La observación de la Constitución y de las leyes es la primera obligación de quien ostenta el cargo de la Presidencia de la República. Sin embargo, esto no ocurrió en el primer acto del señor Francisco Sagasti, quien no solo transgredió la Carta Magna, sino también traicionó a la Policía Nacional del Perú (PNP). No resulta cierto su afán de refundación de esta institución con miras al Bicentenario o porque quiera acabar con la corrupción, esto ha sido un ataque certero de los eternos enemigos de la gloriosa institución, pues pesa sobre el presidente su ideología más que su obligación de gobernar a todos los peruanos sin condicionar el color ideológico. En un momento crítico, en el que se le tildaba falsamente de asesina a la PNP, el presidente tenía la obligación de respaldar las investigaciones y por ende a la institución que actuó en cumplimiento de su obligación de preservar y restablecer el orden frente a actos violentos. Pero hizo todo lo contrario, decapitó al alto comando sin consideración ni motivación alguna más que cumplir con designios fuera de la ley.

Tal vez pensó que bastaba ser el Presidente de la República, aunque sea de accidente, para cual dictador atentar contra la institucionalidad de la PNP sin que ocurra nada, pues sin congresistas que alcen su voz de protesta, nada pasará más allá de un ruido que la prensa sometida aplacará.
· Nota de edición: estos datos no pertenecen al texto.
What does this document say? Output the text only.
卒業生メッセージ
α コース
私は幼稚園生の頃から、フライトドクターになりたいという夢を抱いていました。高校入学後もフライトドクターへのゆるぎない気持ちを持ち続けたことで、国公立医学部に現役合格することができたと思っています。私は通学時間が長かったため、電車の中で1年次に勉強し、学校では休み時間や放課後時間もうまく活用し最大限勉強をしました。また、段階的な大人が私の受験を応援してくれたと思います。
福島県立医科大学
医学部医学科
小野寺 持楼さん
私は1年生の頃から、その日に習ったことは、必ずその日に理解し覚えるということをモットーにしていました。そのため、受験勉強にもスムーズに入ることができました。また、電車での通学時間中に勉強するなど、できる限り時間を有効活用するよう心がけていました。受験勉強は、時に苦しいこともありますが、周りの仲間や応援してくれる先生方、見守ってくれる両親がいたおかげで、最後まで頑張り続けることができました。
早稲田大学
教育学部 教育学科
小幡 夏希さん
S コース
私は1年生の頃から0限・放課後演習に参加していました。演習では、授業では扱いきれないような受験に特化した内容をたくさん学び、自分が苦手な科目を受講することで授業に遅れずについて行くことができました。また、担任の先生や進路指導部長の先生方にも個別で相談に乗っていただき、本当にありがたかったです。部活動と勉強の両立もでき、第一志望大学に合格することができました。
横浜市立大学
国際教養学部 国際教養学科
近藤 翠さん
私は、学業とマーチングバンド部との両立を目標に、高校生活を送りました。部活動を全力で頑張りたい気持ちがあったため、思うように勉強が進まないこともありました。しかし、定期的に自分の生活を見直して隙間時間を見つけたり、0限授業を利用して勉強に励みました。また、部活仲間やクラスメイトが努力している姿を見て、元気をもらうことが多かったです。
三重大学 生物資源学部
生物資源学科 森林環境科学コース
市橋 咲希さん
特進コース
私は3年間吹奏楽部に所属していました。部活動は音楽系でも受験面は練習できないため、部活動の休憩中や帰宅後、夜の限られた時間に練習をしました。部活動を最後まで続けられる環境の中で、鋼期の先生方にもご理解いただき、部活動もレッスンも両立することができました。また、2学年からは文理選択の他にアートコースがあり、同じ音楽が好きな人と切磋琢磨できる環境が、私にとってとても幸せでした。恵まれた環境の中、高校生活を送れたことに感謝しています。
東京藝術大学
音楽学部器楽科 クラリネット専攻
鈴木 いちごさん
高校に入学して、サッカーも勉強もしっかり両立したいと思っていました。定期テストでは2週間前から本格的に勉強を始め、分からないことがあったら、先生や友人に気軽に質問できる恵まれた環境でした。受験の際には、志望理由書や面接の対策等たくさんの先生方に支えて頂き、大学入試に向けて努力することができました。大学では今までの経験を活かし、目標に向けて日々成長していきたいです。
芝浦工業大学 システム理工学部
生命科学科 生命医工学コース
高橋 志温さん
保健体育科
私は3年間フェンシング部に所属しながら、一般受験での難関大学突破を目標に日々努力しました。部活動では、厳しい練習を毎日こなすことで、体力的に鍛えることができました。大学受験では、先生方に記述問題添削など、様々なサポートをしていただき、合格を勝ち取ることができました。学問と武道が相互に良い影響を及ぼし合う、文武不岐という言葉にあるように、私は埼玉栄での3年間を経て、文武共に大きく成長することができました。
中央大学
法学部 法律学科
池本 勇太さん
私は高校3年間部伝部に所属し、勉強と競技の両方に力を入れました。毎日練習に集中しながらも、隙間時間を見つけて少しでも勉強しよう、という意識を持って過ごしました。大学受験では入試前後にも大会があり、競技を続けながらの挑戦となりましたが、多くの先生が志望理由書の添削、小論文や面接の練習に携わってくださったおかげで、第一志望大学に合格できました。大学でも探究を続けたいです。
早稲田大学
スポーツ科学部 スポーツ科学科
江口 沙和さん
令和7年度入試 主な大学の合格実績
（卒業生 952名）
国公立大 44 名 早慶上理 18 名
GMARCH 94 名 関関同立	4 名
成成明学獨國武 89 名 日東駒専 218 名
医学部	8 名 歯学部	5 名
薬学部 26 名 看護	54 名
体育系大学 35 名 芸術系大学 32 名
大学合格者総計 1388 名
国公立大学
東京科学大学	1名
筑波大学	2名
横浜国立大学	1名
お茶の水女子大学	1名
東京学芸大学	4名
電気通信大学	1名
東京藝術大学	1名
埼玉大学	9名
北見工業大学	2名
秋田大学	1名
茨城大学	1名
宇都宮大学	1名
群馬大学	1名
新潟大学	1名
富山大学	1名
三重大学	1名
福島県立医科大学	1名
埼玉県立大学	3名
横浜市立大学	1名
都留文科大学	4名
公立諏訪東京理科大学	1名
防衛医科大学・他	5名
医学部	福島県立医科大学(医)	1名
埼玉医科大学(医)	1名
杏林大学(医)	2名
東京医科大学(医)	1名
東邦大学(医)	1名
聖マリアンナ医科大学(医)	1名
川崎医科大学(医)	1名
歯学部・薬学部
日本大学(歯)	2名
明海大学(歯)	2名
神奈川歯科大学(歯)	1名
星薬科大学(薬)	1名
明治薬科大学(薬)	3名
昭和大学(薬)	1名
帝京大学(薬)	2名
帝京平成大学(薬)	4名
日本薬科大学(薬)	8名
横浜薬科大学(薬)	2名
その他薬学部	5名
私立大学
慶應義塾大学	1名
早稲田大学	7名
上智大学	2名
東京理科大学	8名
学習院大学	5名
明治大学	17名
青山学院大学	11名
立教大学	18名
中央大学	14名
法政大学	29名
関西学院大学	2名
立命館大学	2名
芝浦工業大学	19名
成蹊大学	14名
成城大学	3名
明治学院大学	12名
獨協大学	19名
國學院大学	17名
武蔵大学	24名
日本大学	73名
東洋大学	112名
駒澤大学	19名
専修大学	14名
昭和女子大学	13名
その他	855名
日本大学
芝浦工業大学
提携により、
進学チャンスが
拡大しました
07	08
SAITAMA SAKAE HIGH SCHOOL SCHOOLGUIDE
Por otro lado, se impuso el honor, la dignidad y el amor a la institución en un acto sin precedente, pues el alto comando antes de ser defenestrado optó por la renuncia y la hizo pública para hacer oír la voz de rechazo de sus integrantes. No olvidemos que comenzaron las renuncias de los Jefes de las Regiones Policiales, que seguirían en funciones pero fieles a la defensa de su institución, le hacen llegar su rechazo al presidente Francisco Sagasti.